Thomas explains the CLM and its decidedly traditional Catholic orientation as part of our faith’s fundamental teaching of properly ordering all aspects of life toward God. The map for that proper ordering follows the path of humility and rediscovering God’s gracious gifts to us in creation, especially the soil. Humility is an apt word for the attitude of the CLM, since it derives from the Latin for ground or soil. Under the headings of restoration of property and restoration of tradition, Thomas emphasizes skills and fellowship as equally important. Skills enable us to move from a passive to an active role in life, while fellowship keeps us from being lonely and also to share skills and activities with others. That answers in part the skeptic’s appraisal of rural life as frequently daunting in its demands.
Thomas enumerates four areas he sees as key points to successfully implementing the CLM: education, especially in primary traditions and skills; connecting Catholics with the land, whether in an urban rooftop or courtyard garden or fifty acres of tillable rural land; fellowship and the social aspects of life; and, a distinctive emphasis on Christ, Catholic sacraments, and God. (The CLM seems to be built on the Vetus Ordo and the older rites; it seems worth pondering whether or not the Novus Ordo and other post-conciliar elements are suitable for the CLM.) Very quickly one sees that this iteration of the CLM is a serious exegesis of Leo XIII’s Rerum Novarum and other bedrock documents of Catholic Social Teaching. Thomas also mentions the anthology Flee to the Fields as a useful introduction to the topic.
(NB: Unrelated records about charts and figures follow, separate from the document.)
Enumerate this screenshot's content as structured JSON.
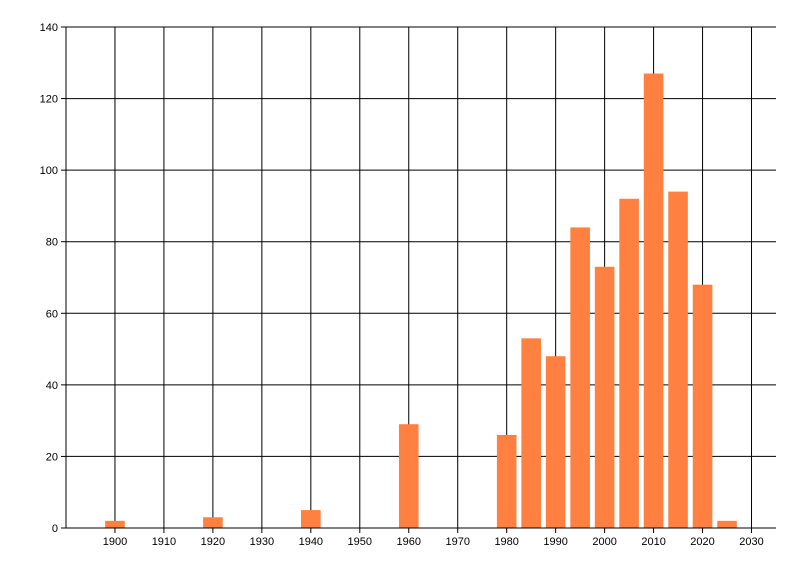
{
  "chart_data": {
    "type": "bar",
    "x": [
      1900,
      1920,
      1940,
      1960,
      1980,
      1985,
      1990,
      1995,
      2000,
      2005,
      2010,
      2015,
      2020,
      2025
    ],
    "values": [
      2,
      3,
      5,
      29,
      26,
      53,
      48,
      84,
      73,
      92,
      127,
      94,
      68,
      2
    ],
    "color": "#ff8040",
    "xlim": [
      1890,
      2035
    ],
    "xticks": [
      1900,
      1910,
      1920,
      1930,
      1940,
      1950,
      1960,
      1970,
      1980,
      1990,
      2000,
      2010,
      2020,
      2030
    ],
    "ylim": [
      0,
      140
    ],
    "yticks": [
      0,
      20,
      40,
      60,
      80,
      100,
      120,
      140
    ],
    "grid": true
  }
}
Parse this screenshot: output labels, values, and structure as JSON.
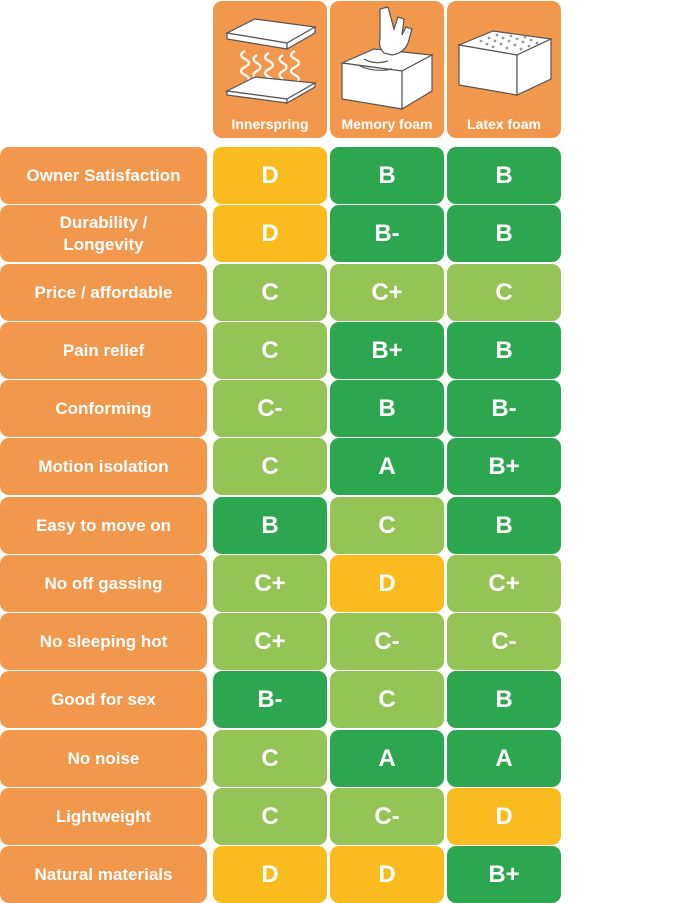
{
  "colors": {
    "label_bg": "#f2984c",
    "header_bg": "#f2984c",
    "grade_A": "#2da74f",
    "grade_B": "#2da74f",
    "grade_C": "#93c455",
    "grade_D": "#f9bb1d"
  },
  "columns": [
    {
      "label": "Innerspring",
      "icon": "innerspring-coil-mattress-icon"
    },
    {
      "label": "Memory foam",
      "icon": "hand-pressing-foam-icon"
    },
    {
      "label": "Latex foam",
      "icon": "latex-foam-block-icon"
    }
  ],
  "rows": [
    {
      "label": "Owner Satisfaction",
      "grades": [
        "D",
        "B",
        "B"
      ]
    },
    {
      "label": "Durability /\nLongevity",
      "grades": [
        "D",
        "B-",
        "B"
      ]
    },
    {
      "label": "Price / affordable",
      "grades": [
        "C",
        "C+",
        "C"
      ]
    },
    {
      "label": "Pain relief",
      "grades": [
        "C",
        "B+",
        "B"
      ]
    },
    {
      "label": "Conforming",
      "grades": [
        "C-",
        "B",
        "B-"
      ]
    },
    {
      "label": "Motion isolation",
      "grades": [
        "C",
        "A",
        "B+"
      ]
    },
    {
      "label": "Easy to move on",
      "grades": [
        "B",
        "C",
        "B"
      ]
    },
    {
      "label": "No off gassing",
      "grades": [
        "C+",
        "D",
        "C+"
      ]
    },
    {
      "label": "No sleeping hot",
      "grades": [
        "C+",
        "C-",
        "C-"
      ]
    },
    {
      "label": "Good for sex",
      "grades": [
        "B-",
        "C",
        "B"
      ]
    },
    {
      "label": "No noise",
      "grades": [
        "C",
        "A",
        "A"
      ]
    },
    {
      "label": "Lightweight",
      "grades": [
        "C",
        "C-",
        "D"
      ]
    },
    {
      "label": "Natural materials",
      "grades": [
        "D",
        "D",
        "B+"
      ]
    }
  ]
}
So, it appears the CLM has answers to a skeptic’s doubts, though there are always more questions. Here are a few. Does the CLM attract dilettantes? Does the CLM play to an American antinomianism and anti-authoritarianism? How will there be enough priests to serve rural areas, especially priests who can and will celebrate the Vetus Ordo? Is the CLM just a variant of the Benedict Option, which has been criticized as merely running away from problems and not really solving anything? Is there a danger of cultishness? Are intentional rural communities desirable or necessary?
Some things are clear. Rural areas like the North Country are facing wholesale collapse in their economies and networks. Bill Gates and others with unclear motives are buying up American farmland. The recent pandemic showed the weakness of the supply chain and the possibility of food shortages. And the government and Church hierarchy are increasingly acting against traditional values. So the question is perhaps not why the Catholic Land Movement, but why not.
It remains to be seen whether or not a set of ideas and practices built on agriculture at a practical scale will take hold on the periphery. Scoffing is easy, but God apparently likes defeating the easy bet and blessing the weak and foolish. I hope I live to see such a time of blessing here in the place I love.